Since we want to make a 5-liter solution, we can create the first equation:
x + y = 5
Now, let's calculate the amount of acid in each solution.
For the 50% acid solution, the amount of acid is 50% of the volume (x liters) or 0.5x liters.
For the 13% acid solution, the amount of acid is 13% of the volume (y liters) or 0.13y liters.
The total amount of acid in the final 5-liter solution is 27.8% of 5 liters or 0.278 * 5 liters = 1.39 liters.
So, the second equation we can create is:
0.5x + 0.13y = 1.39
Now we have a system of equations:
x + y = 5
0.5x + 0.13y = 1.39
To solve this system, we can use the method of substitution or elimination.

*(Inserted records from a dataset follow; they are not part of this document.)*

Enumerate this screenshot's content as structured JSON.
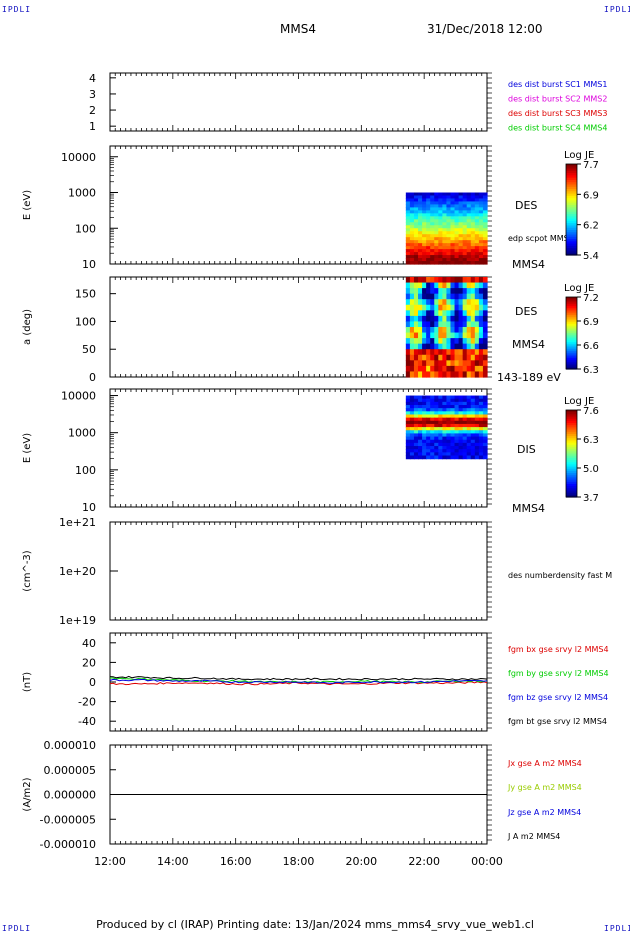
{
  "corner_label": "IPDLI",
  "header": {
    "spacecraft": "MMS4",
    "datetime": "31/Dec/2018 12:00"
  },
  "footer": {
    "text": "Produced by cl (IRAP)   Printing date: 13/Jan/2024   mms_mms4_srvy_vue_web1.cl"
  },
  "time_axis": {
    "ticks": [
      "12:00",
      "14:00",
      "16:00",
      "18:00",
      "20:00",
      "22:00",
      "00:00"
    ]
  },
  "colors": {
    "blue": "#0000dd",
    "magenta": "#dd00dd",
    "red": "#dd0000",
    "green": "#00cc00",
    "black": "#000000",
    "yellow_green": "#99cc00"
  },
  "chart_data": [
    {
      "type": "line",
      "panel": "burst-availability",
      "xlabel": "",
      "ylabel": "",
      "yticks": [
        "1",
        "2",
        "3",
        "4"
      ],
      "ylim": [
        0.7,
        4.3
      ],
      "legend": [
        {
          "label": "des dist burst SC1 MMS1",
          "color": "#0000dd"
        },
        {
          "label": "des dist burst SC2 MMS2",
          "color": "#dd00dd"
        },
        {
          "label": "des dist burst SC3 MMS3",
          "color": "#dd0000"
        },
        {
          "label": "des dist burst SC4 MMS4",
          "color": "#00cc00"
        }
      ],
      "series": []
    },
    {
      "type": "heatmap",
      "panel": "des-energy-spectrogram",
      "ylabel": "E (eV)",
      "ylog": true,
      "ylim": [
        10,
        20000
      ],
      "yticks": [
        "10",
        "100",
        "1000",
        "10000"
      ],
      "data_coverage_time": [
        "21:25",
        "00:00"
      ],
      "data_coverage_energy": [
        10,
        1000
      ],
      "labels": [
        "DES",
        "edp scpot MMS4",
        "MMS4"
      ],
      "colorbar": {
        "title": "Log JE",
        "ticks": [
          "7.7",
          "6.9",
          "6.2",
          "5.4"
        ]
      }
    },
    {
      "type": "heatmap",
      "panel": "des-pitch-angle",
      "ylabel": "a (deg)",
      "ylim": [
        0,
        180
      ],
      "yticks": [
        "0",
        "50",
        "100",
        "150"
      ],
      "data_coverage_time": [
        "21:25",
        "00:00"
      ],
      "labels": [
        "DES",
        "MMS4",
        "143-189 eV"
      ],
      "colorbar": {
        "title": "Log JE",
        "ticks": [
          "7.2",
          "6.9",
          "6.6",
          "6.3"
        ]
      }
    },
    {
      "type": "heatmap",
      "panel": "dis-energy-spectrogram",
      "ylabel": "E (eV)",
      "ylog": true,
      "ylim": [
        10,
        15000
      ],
      "yticks": [
        "10",
        "100",
        "1000",
        "10000"
      ],
      "data_coverage_time": [
        "21:25",
        "00:00"
      ],
      "data_coverage_energy": [
        200,
        10000
      ],
      "labels": [
        "DIS",
        "MMS4"
      ],
      "colorbar": {
        "title": "Log JE",
        "ticks": [
          "7.6",
          "6.3",
          "5.0",
          "3.7"
        ]
      }
    },
    {
      "type": "line",
      "panel": "number-density",
      "ylabel": "(cm^-3)",
      "ylog": true,
      "ylim": [
        1e+19,
        1e+21
      ],
      "yticks": [
        "1e+19",
        "1e+20",
        "1e+21"
      ],
      "legend": [
        {
          "label": "des numberdensity fast M",
          "color": "#000000"
        }
      ],
      "series": []
    },
    {
      "type": "line",
      "panel": "magnetic-field",
      "ylabel": "(nT)",
      "ylim": [
        -50,
        50
      ],
      "yticks": [
        "-40",
        "-20",
        "0",
        "20",
        "40"
      ],
      "x_hours": [
        0,
        1,
        2,
        3,
        4,
        5,
        6,
        7,
        8,
        9,
        10,
        11,
        12
      ],
      "series": [
        {
          "name": "fgm bx gse srvy l2 MMS4",
          "color": "#dd0000",
          "values": [
            -2,
            -2,
            -1,
            -1,
            -2,
            -2,
            -1,
            -2,
            -2,
            -1,
            -1,
            -1,
            0
          ]
        },
        {
          "name": "fgm by gse srvy l2 MMS4",
          "color": "#00cc00",
          "values": [
            4,
            3,
            2,
            1,
            1,
            0,
            0,
            0,
            1,
            0,
            0,
            1,
            1
          ]
        },
        {
          "name": "fgm bz gse srvy l2 MMS4",
          "color": "#0000dd",
          "values": [
            2,
            2,
            1,
            1,
            0,
            0,
            0,
            -1,
            0,
            0,
            0,
            1,
            1
          ]
        },
        {
          "name": "fgm bt gse srvy l2 MMS4",
          "color": "#000000",
          "values": [
            5,
            5,
            4,
            4,
            3,
            3,
            3,
            3,
            3,
            3,
            3,
            3,
            3
          ]
        }
      ]
    },
    {
      "type": "line",
      "panel": "current-density",
      "ylabel": "(A/m2)",
      "ylim": [
        -1e-05,
        1e-05
      ],
      "yticks": [
        "-0.000010",
        "-0.000005",
        "0.000000",
        "0.000005",
        "0.000010"
      ],
      "x_hours": [
        0,
        2,
        4,
        6,
        8,
        10,
        12
      ],
      "series": [
        {
          "name": "Jx gse A m2 MMS4",
          "color": "#dd0000",
          "values": [
            0,
            0,
            0,
            0,
            0,
            0,
            0
          ]
        },
        {
          "name": "Jy gse A m2 MMS4",
          "color": "#99cc00",
          "values": [
            0,
            0,
            0,
            0,
            0,
            0,
            0
          ]
        },
        {
          "name": "Jz gse A m2 MMS4",
          "color": "#0000dd",
          "values": [
            0,
            0,
            0,
            0,
            0,
            0,
            0
          ]
        },
        {
          "name": "J A m2 MMS4",
          "color": "#000000",
          "values": [
            0,
            0,
            0,
            0,
            0,
            0,
            0
          ]
        }
      ]
    }
  ]
}
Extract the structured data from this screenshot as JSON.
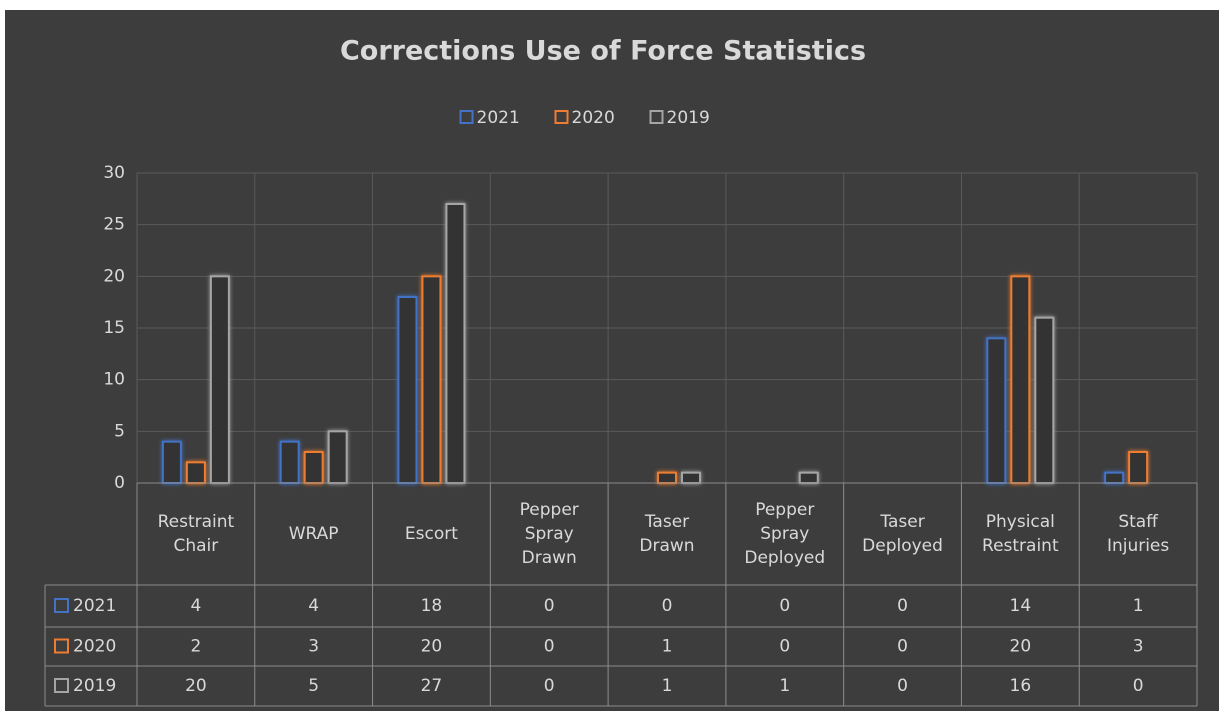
{
  "chart_data": {
    "type": "bar",
    "title": "Corrections Use of Force Statistics",
    "categories": [
      "Restraint Chair",
      "WRAP",
      "Escort",
      "Pepper Spray Drawn",
      "Taser Drawn",
      "Pepper Spray Deployed",
      "Taser Deployed",
      "Physical Restraint",
      "Staff Injuries"
    ],
    "series": [
      {
        "name": "2021",
        "color": "#4472c4",
        "values": [
          4,
          4,
          18,
          0,
          0,
          0,
          0,
          14,
          1
        ]
      },
      {
        "name": "2020",
        "color": "#ed7d31",
        "values": [
          2,
          3,
          20,
          0,
          1,
          0,
          0,
          20,
          3
        ]
      },
      {
        "name": "2019",
        "color": "#a5a5a5",
        "values": [
          20,
          5,
          27,
          0,
          1,
          1,
          0,
          16,
          0
        ]
      }
    ],
    "ylim": [
      0,
      30
    ],
    "yticks": [
      0,
      5,
      10,
      15,
      20,
      25,
      30
    ],
    "grid": true,
    "legend": "top",
    "data_table": true
  }
}
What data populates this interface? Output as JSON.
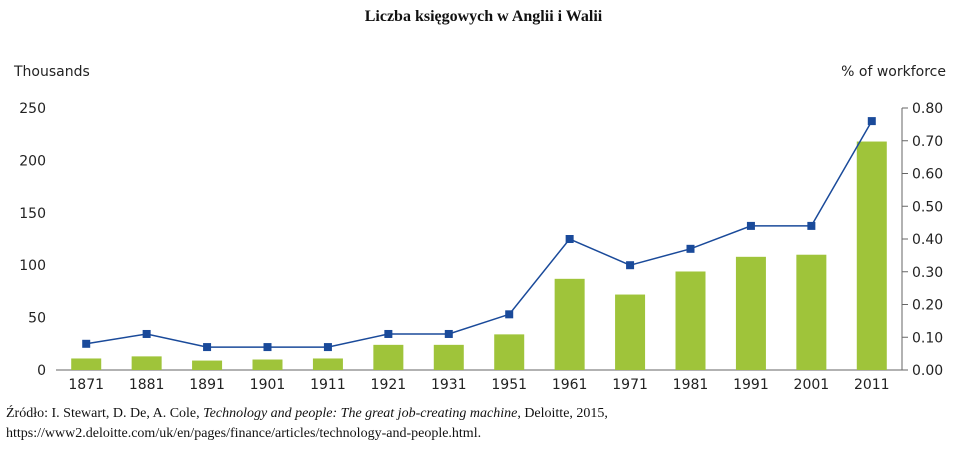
{
  "chart_data": {
    "type": "bar+line",
    "title": "Liczba księgowych w Anglii i Walii",
    "y_left_label": "Thousands",
    "y_right_label": "% of workforce",
    "y_left_range": [
      0,
      250
    ],
    "y_left_ticks": [
      "0",
      "50",
      "100",
      "150",
      "200",
      "250"
    ],
    "y_right_range": [
      0,
      0.8
    ],
    "y_right_ticks": [
      "0.00",
      "0.10",
      "0.20",
      "0.30",
      "0.40",
      "0.50",
      "0.60",
      "0.70",
      "0.80"
    ],
    "categories": [
      "1871",
      "1881",
      "1891",
      "1901",
      "1911",
      "1921",
      "1931",
      "1951",
      "1961",
      "1971",
      "1981",
      "1991",
      "2001",
      "2011"
    ],
    "series": [
      {
        "kind": "bar",
        "axis": "left",
        "color": "#9fc43a",
        "values": [
          11,
          13,
          9,
          10,
          11,
          24,
          24,
          34,
          87,
          72,
          94,
          108,
          110,
          218
        ]
      },
      {
        "kind": "line",
        "axis": "right",
        "color": "#1a4a9a",
        "values": [
          0.08,
          0.11,
          0.07,
          0.07,
          0.07,
          0.11,
          0.11,
          0.17,
          0.4,
          0.32,
          0.37,
          0.44,
          0.44,
          0.76
        ]
      }
    ],
    "legend": "none",
    "grid": false
  },
  "source": {
    "prefix": "Źródło: I. Stewart, D. De, A. Cole, ",
    "title": "Technology and people: The great job-creating machine",
    "suffix": ", Deloitte, 2015, https://www2.deloitte.com/uk/en/pages/finance/articles/technology-and-people.html."
  }
}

Let's solve it using the method of substitution:
From the first equation, we can rewrite y in terms of x: y = 5 - x.
Now we substitute this expression for y into the second equation:
0.5x + 0.13(5 - x) = 1.39
Let's simplify:
0.5x + 0.65 - 0.13x = 1.39
Combine like terms:
0.37x + 0.65 = 1.39
Subtract 0.65 from both sides:
0.37x = 0.74
Divide by 0.37:
x = 0.74 / 0.37
x = 2
Now, substitute this value of x back into the first equation to find y:
2 + y = 5
y = 5 - 2
y = 3
Therefore, you would need to mix 2 liters of the 50% acid solution with 3 liters of the 13% acid solution to make 5 liters of a 27.8% acid solution.